Deaths from mesothelioma, the cancer of the lungs linked exclusively to asbestos fibre exposure, are set to reach 3,000 a year in this country by the year 2020.
Nearly all of these deaths are likely to be the result of the victims' exposure to asbestos fibres when asbestos was widely used in the construction and other industries from the 1960s until its effective ban in the 1970s.
But Kenneth Donaldson, reader in biological sciences at Napier University, warns that the risk posed by loose fibres released by a range of materials remains high. Asbestos dust is still a potential hazard to workmen in many older buildings, while new industrial materials, such as those made from glass and ceramic fibres, release dust whose potential harm has never been evaluated.
"It's an occupational problem - it's not a hazard to people in their home. If you just unroll the stuff to insulate your loft, it may irritate your skin and eyes, but that's all," Dr Donaldson stresses.
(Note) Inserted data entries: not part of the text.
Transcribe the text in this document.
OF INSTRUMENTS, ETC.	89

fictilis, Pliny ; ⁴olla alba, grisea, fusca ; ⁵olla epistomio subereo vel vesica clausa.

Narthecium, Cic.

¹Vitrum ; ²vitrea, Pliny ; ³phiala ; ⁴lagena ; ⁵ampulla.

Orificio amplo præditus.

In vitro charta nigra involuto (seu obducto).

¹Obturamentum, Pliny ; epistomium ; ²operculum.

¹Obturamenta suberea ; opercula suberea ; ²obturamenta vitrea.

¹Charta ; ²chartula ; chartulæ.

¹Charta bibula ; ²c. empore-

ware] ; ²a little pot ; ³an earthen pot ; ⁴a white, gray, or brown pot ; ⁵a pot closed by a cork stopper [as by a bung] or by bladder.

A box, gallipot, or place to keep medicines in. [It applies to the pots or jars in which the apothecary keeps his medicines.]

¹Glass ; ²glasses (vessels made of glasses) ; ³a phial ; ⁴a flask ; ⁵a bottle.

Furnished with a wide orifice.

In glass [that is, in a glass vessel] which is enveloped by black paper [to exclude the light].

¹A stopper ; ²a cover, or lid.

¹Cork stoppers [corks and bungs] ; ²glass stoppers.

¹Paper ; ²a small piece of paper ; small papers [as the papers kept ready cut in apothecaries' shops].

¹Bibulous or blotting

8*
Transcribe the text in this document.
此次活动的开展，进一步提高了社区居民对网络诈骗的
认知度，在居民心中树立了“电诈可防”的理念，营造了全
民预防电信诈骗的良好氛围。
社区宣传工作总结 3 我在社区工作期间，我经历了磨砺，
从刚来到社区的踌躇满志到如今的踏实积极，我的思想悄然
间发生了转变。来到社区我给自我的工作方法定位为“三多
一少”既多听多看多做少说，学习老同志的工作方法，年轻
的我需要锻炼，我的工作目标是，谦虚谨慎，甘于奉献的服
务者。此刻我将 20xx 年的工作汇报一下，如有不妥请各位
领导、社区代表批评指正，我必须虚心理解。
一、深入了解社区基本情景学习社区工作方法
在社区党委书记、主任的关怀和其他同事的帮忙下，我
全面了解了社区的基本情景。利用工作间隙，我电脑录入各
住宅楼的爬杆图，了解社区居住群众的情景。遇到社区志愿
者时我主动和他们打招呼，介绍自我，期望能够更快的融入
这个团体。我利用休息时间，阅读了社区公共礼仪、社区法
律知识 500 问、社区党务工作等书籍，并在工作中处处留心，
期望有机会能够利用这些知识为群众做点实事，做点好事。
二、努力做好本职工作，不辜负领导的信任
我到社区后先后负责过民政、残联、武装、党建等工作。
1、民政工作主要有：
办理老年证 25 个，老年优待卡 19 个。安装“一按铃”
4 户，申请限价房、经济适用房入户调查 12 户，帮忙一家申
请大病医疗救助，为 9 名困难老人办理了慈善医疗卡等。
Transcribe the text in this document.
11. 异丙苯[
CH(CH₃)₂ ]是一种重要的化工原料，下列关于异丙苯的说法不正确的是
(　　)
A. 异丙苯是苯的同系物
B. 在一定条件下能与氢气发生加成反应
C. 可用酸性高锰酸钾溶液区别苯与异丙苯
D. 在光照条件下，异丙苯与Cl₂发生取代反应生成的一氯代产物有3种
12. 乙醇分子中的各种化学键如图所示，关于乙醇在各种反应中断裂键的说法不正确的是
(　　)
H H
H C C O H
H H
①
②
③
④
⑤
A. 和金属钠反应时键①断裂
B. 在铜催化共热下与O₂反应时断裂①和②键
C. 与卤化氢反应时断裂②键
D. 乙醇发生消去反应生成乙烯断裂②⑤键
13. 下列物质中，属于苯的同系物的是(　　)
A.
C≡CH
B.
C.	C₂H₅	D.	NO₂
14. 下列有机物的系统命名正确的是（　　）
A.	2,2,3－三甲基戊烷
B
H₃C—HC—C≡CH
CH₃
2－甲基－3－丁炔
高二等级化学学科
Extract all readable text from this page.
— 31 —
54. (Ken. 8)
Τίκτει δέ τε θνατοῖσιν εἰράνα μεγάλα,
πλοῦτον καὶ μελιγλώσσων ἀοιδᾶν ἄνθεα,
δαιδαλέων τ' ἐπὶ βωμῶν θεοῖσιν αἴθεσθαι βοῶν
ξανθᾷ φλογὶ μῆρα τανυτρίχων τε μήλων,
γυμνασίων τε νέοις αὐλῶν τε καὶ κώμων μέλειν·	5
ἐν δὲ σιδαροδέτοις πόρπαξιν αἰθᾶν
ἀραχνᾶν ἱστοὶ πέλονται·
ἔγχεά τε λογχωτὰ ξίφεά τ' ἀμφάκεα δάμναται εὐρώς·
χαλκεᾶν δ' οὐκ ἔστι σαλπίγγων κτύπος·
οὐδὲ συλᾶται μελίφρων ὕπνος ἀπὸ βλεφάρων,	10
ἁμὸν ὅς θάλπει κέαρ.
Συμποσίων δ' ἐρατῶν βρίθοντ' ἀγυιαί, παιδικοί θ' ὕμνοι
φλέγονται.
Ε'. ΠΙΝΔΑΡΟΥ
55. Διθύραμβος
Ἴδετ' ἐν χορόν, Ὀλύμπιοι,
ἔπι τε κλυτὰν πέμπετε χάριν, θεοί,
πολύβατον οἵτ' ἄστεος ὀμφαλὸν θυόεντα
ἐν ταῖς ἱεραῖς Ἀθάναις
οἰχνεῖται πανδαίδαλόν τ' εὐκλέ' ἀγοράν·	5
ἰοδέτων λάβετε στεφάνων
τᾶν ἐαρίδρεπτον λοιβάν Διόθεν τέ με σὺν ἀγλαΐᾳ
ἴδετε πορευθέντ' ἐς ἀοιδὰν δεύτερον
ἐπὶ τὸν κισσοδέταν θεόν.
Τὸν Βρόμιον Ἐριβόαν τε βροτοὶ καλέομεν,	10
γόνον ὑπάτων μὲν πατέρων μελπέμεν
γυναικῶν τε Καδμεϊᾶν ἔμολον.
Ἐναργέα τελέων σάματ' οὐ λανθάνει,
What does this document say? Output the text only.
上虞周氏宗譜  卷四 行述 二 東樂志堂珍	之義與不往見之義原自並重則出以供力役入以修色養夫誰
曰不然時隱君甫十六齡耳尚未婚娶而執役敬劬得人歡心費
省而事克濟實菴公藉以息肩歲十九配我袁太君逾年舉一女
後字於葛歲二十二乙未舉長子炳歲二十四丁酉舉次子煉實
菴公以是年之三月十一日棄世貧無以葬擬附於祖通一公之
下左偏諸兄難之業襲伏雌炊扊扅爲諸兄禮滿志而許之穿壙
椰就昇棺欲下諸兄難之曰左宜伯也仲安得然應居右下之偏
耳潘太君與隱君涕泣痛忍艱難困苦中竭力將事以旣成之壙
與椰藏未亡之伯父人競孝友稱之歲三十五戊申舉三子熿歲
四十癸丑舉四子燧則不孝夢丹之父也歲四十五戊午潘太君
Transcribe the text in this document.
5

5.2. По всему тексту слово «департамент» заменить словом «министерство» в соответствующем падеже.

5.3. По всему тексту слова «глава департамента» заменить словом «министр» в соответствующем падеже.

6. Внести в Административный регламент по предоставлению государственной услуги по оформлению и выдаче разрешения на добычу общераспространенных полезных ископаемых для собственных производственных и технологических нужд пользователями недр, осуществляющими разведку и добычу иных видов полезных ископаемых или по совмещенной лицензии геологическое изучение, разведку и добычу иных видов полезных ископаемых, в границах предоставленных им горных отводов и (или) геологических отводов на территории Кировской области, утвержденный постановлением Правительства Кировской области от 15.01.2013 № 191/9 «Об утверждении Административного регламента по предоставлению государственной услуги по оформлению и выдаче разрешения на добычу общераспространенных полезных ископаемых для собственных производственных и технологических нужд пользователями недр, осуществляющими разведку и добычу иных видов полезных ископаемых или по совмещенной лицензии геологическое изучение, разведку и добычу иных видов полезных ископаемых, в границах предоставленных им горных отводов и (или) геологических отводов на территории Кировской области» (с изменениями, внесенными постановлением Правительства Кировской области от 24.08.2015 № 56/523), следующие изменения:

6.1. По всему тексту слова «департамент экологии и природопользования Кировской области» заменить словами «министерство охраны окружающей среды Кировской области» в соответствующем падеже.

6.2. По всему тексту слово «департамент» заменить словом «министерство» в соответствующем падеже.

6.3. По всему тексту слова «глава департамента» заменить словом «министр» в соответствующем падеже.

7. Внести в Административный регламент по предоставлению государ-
"But it may be significant if you're working with this type of material every day for 30 or 40 years. What we don't really know is whether these new fibres are worse, the same or less toxic than asbestos."
Dr Donaldson has won three-year funding of Pounds 130,000 from the Health and Safety Executive to develop new tests specifically for fibres, using the latest advances in molecular biology.
Dr Donaldson's team will grow lung cells under conditions that mimic the human body, and then expose these to different fibre types to look for early signs of cancer.
Before the availability of immortalised human cells, research could make only broad determinations of whether fibres could kill cells, Dr Donaldson says.
"Now we're looking for more subtle changes. It's known that asbestos is highly carcinogenic, but we want to find out why, and whether other fibres have the same properties."